Février 1939, dans une ville de Bohème. Les nazis enlèvent
des enfants tziganes pour mener des expériences abjectes au nom de la pureté
raciale. Leurs parents partent à leur recherche, accompagnés d’un
« gadjo » prénommé Josef, mais ils sont rapidement arrêtées par la
police et déportés au camp de travail de Lety puis à Auschwitz. Placés dans une
section baptisée Zigeunerlager (camp tzigane aussi appelé « camp de
famille » puisque les déportés peuvent y rester avec les leurs) ils vivent
dans des conditions difficiles, notamment à cause des ravages provoqués par le
typhus.
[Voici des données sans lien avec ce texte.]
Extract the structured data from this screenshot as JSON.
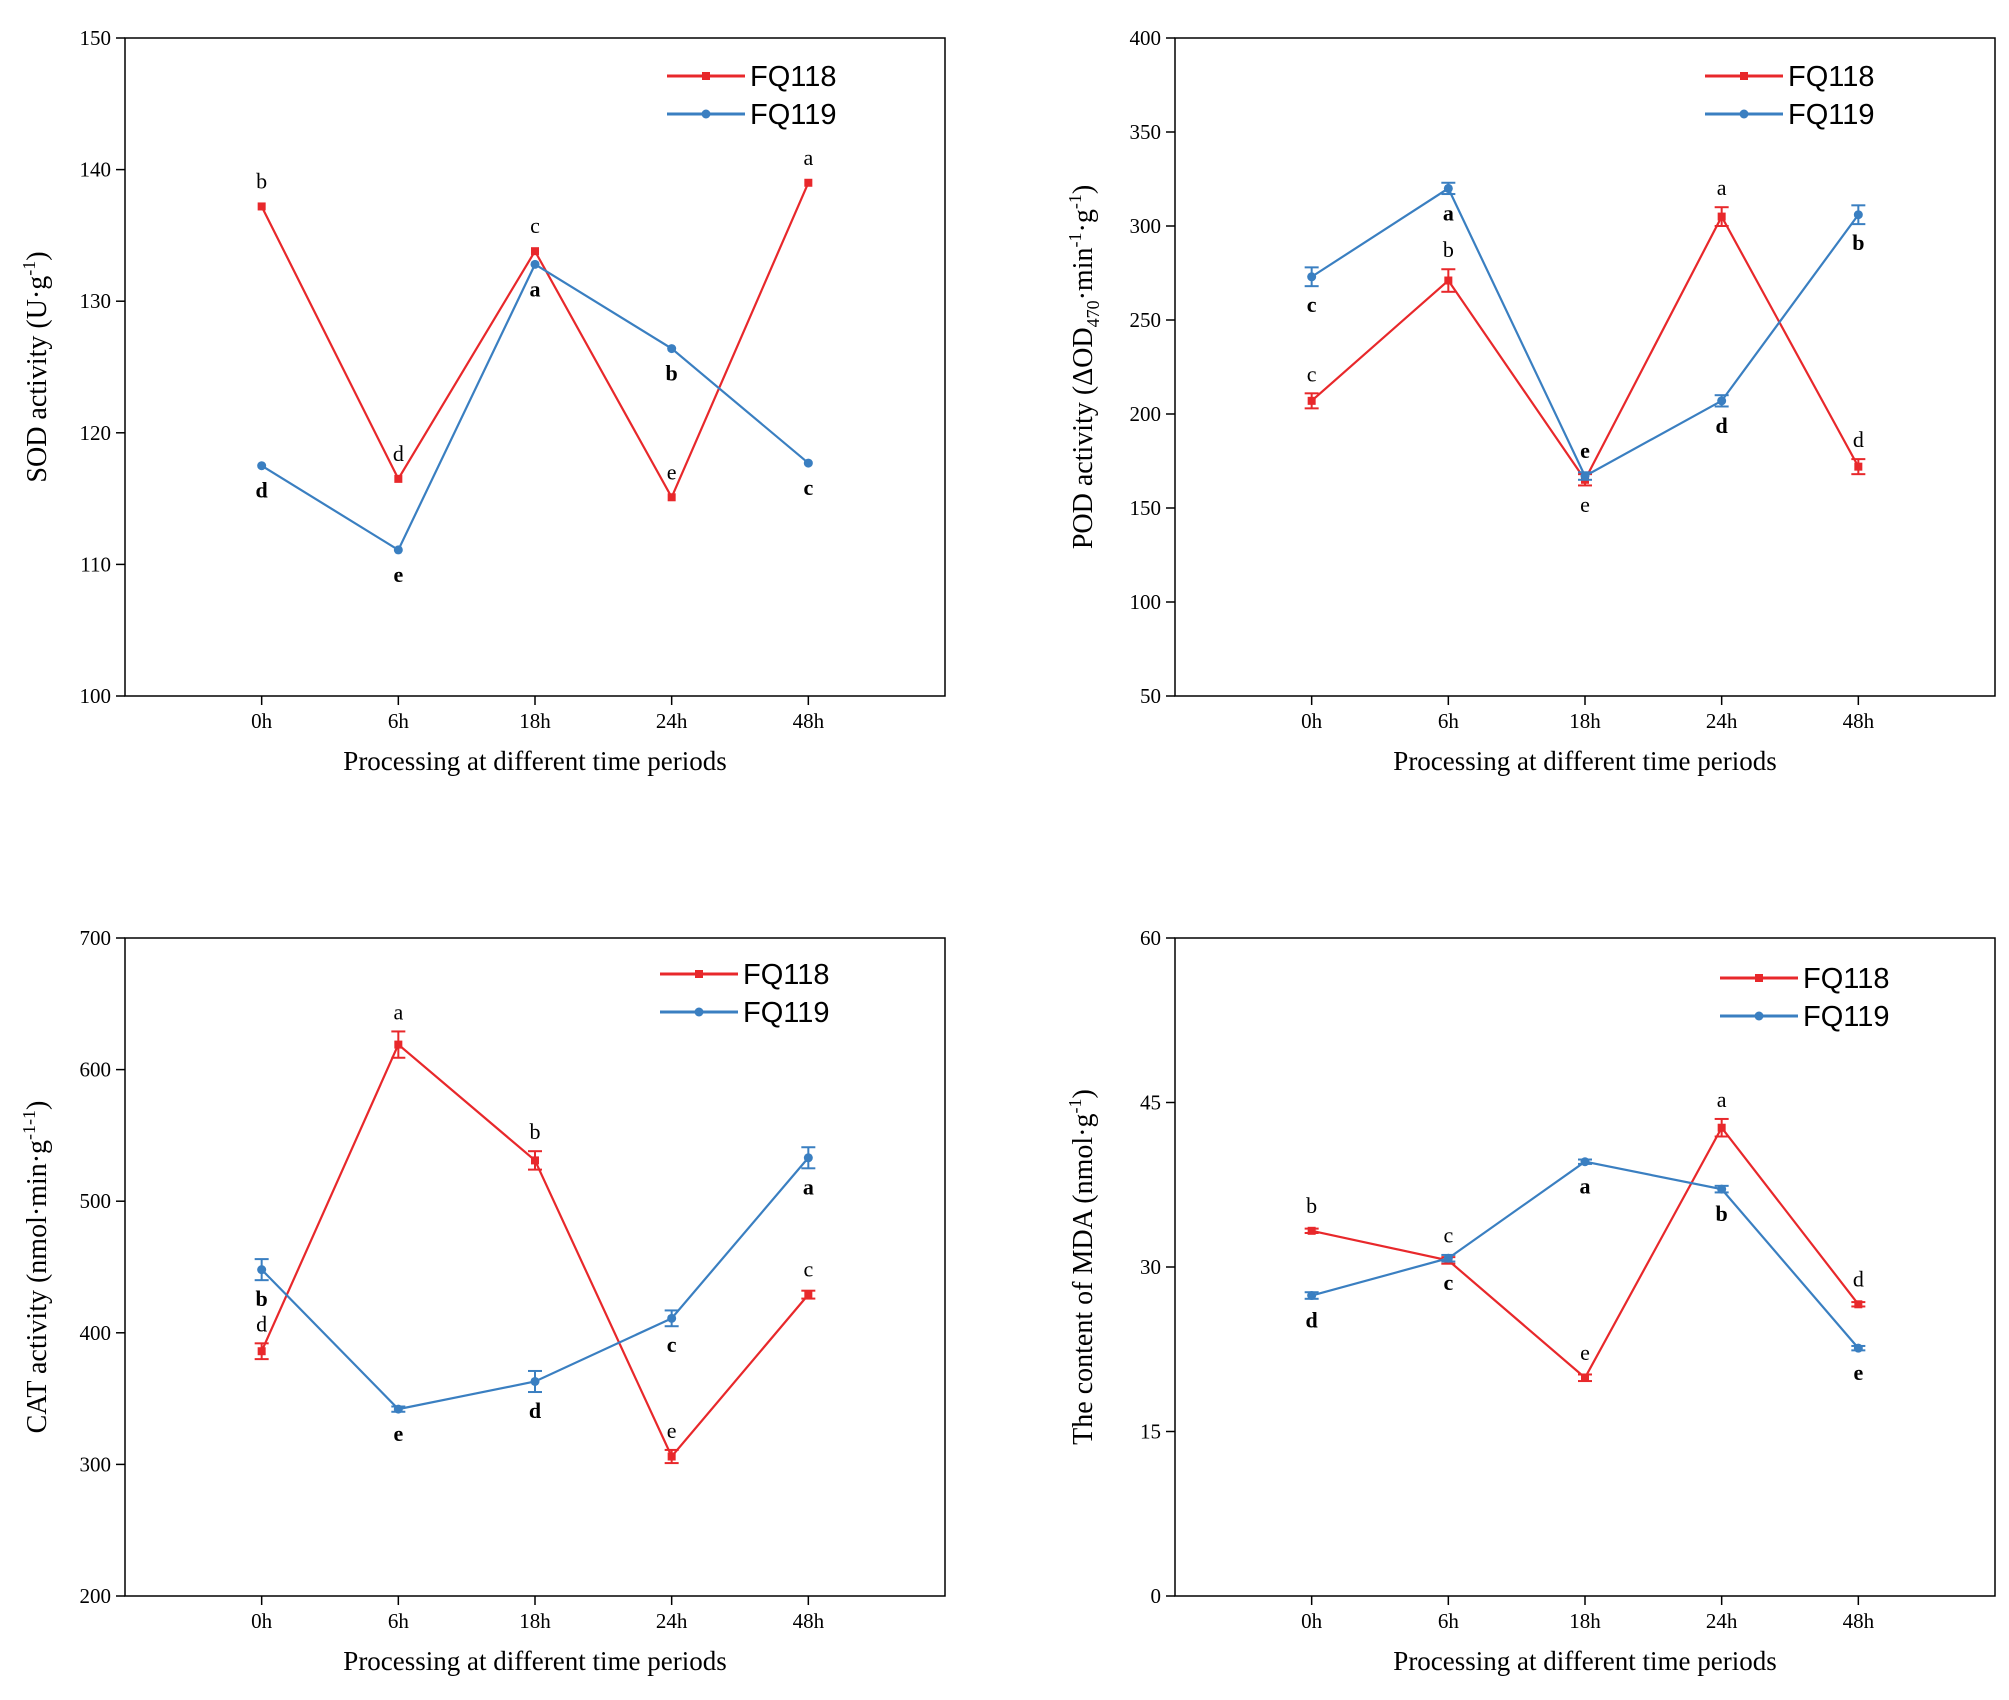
{
  "colors": {
    "FQ118": "#e8282b",
    "FQ119": "#3a7fc1",
    "axis": "#000000"
  },
  "chart_data": [
    {
      "type": "line",
      "categories": [
        "0h",
        "6h",
        "18h",
        "24h",
        "48h"
      ],
      "ylim": [
        100,
        150
      ],
      "yticks": [
        "100",
        "110",
        "120",
        "130",
        "140",
        "150"
      ],
      "xlabel": "Processing at different time periods",
      "ylabel": {
        "main": "SOD activity  (U·g",
        "sup": "-1",
        "end": ")"
      },
      "legend": [
        "FQ118",
        "FQ119"
      ],
      "series": [
        {
          "name": "FQ118",
          "values": [
            137.2,
            116.5,
            133.8,
            115.1,
            139.0
          ],
          "err": [
            0,
            0,
            0,
            0,
            0
          ],
          "labels": [
            "b",
            "d",
            "c",
            "e",
            "a"
          ],
          "label_pos": [
            "above",
            "above",
            "above",
            "above",
            "above"
          ]
        },
        {
          "name": "FQ119",
          "values": [
            117.5,
            111.1,
            132.8,
            126.4,
            117.7
          ],
          "err": [
            0,
            0,
            0,
            0,
            0
          ],
          "labels": [
            "d",
            "e",
            "a",
            "b",
            "c"
          ],
          "label_pos": [
            "below",
            "below",
            "below",
            "below",
            "below"
          ]
        }
      ]
    },
    {
      "type": "line",
      "categories": [
        "0h",
        "6h",
        "18h",
        "24h",
        "48h"
      ],
      "ylim": [
        50,
        400
      ],
      "yticks": [
        "50",
        "100",
        "150",
        "200",
        "250",
        "300",
        "350",
        "400"
      ],
      "xlabel": "Processing at different time periods",
      "ylabel": {
        "main": "POD activity (ΔOD",
        "sub": "470",
        "mid": "·min",
        "sup": "-1",
        "mid2": "·g",
        "sup2": "-1",
        "end": ")"
      },
      "legend": [
        "FQ118",
        "FQ119"
      ],
      "series": [
        {
          "name": "FQ118",
          "values": [
            207,
            271,
            165,
            305,
            172
          ],
          "err": [
            4,
            6,
            3,
            5,
            4
          ],
          "labels": [
            "c",
            "b",
            "e",
            "a",
            "d"
          ],
          "label_pos": [
            "above",
            "above",
            "below",
            "above",
            "above"
          ]
        },
        {
          "name": "FQ119",
          "values": [
            273,
            320,
            167,
            207,
            306
          ],
          "err": [
            5,
            3,
            2,
            3,
            5
          ],
          "labels": [
            "c",
            "a",
            "e",
            "d",
            "b"
          ],
          "label_pos": [
            "below",
            "below",
            "above",
            "below",
            "below"
          ]
        }
      ]
    },
    {
      "type": "line",
      "categories": [
        "0h",
        "6h",
        "18h",
        "24h",
        "48h"
      ],
      "ylim": [
        200,
        700
      ],
      "yticks": [
        "200",
        "300",
        "400",
        "500",
        "600",
        "700"
      ],
      "xlabel": "Processing at different time periods",
      "ylabel": {
        "main": "CAT activity (nmol·min",
        "sup": "-1",
        "mid": "·g",
        "sup2": "-1",
        "end": ")"
      },
      "legend": [
        "FQ118",
        "FQ119"
      ],
      "series": [
        {
          "name": "FQ118",
          "values": [
            386,
            619,
            531,
            306,
            429
          ],
          "err": [
            6,
            10,
            7,
            5,
            3
          ],
          "labels": [
            "d",
            "a",
            "b",
            "e",
            "c"
          ],
          "label_pos": [
            "above",
            "above",
            "above",
            "above",
            "above"
          ]
        },
        {
          "name": "FQ119",
          "values": [
            448,
            342,
            363,
            411,
            533
          ],
          "err": [
            8,
            2,
            8,
            6,
            8
          ],
          "labels": [
            "b",
            "e",
            "d",
            "c",
            "a"
          ],
          "label_pos": [
            "below",
            "below",
            "below",
            "below",
            "below"
          ]
        }
      ]
    },
    {
      "type": "line",
      "categories": [
        "0h",
        "6h",
        "18h",
        "24h",
        "48h"
      ],
      "ylim": [
        0,
        60
      ],
      "yticks": [
        "0",
        "15",
        "30",
        "45",
        "60"
      ],
      "xlabel": "Processing at different time periods",
      "ylabel": {
        "main": "The content of  MDA (nmol·g",
        "sup": "-1",
        "end": ")"
      },
      "legend": [
        "FQ118",
        "FQ119"
      ],
      "series": [
        {
          "name": "FQ118",
          "values": [
            33.3,
            30.6,
            19.9,
            42.7,
            26.6
          ],
          "err": [
            0.2,
            0.3,
            0.3,
            0.8,
            0.2
          ],
          "labels": [
            "b",
            "c",
            "e",
            "a",
            "d"
          ],
          "label_pos": [
            "above",
            "above",
            "above",
            "above",
            "above"
          ]
        },
        {
          "name": "FQ119",
          "values": [
            27.4,
            30.8,
            39.6,
            37.1,
            22.6
          ],
          "err": [
            0.3,
            0.3,
            0.2,
            0.3,
            0.2
          ],
          "labels": [
            "d",
            "c",
            "a",
            "b",
            "e"
          ],
          "label_pos": [
            "below",
            "below",
            "below",
            "below",
            "below"
          ]
        }
      ]
    }
  ]
}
Le 22 mars 1943 a lieu le premier gazage de tsiganes et dans la nuit du
1er août 1944, Himmler expédie dans les chambres à gaz les
survivants du « camp de famille ».
Un album très documenté qui revient avec une grande rigueur
historique sur le génocide tsigane, une tragédie qui, rappelons-le, n’a été
reconnue par le parlement européen que le 3 février 2011. Un pan méconnu de
l’holocauste où l’on découvre les terribles motivations du Reich : pour le
docteur Ritter, chef de L’institut de recherche pour l’hygiène raciale et la
biologie de la population, les tsiganes représentent un danger de
dégénérescence pour les allemands. Il préconise donc dans un premier temps le
rassemblement de cette communauté dans des camps de travail forcé et la
stérilisation massive. Son but est d’éviter tout métissage et, à terme
« d’éliminer ces êtres indignes de la société. »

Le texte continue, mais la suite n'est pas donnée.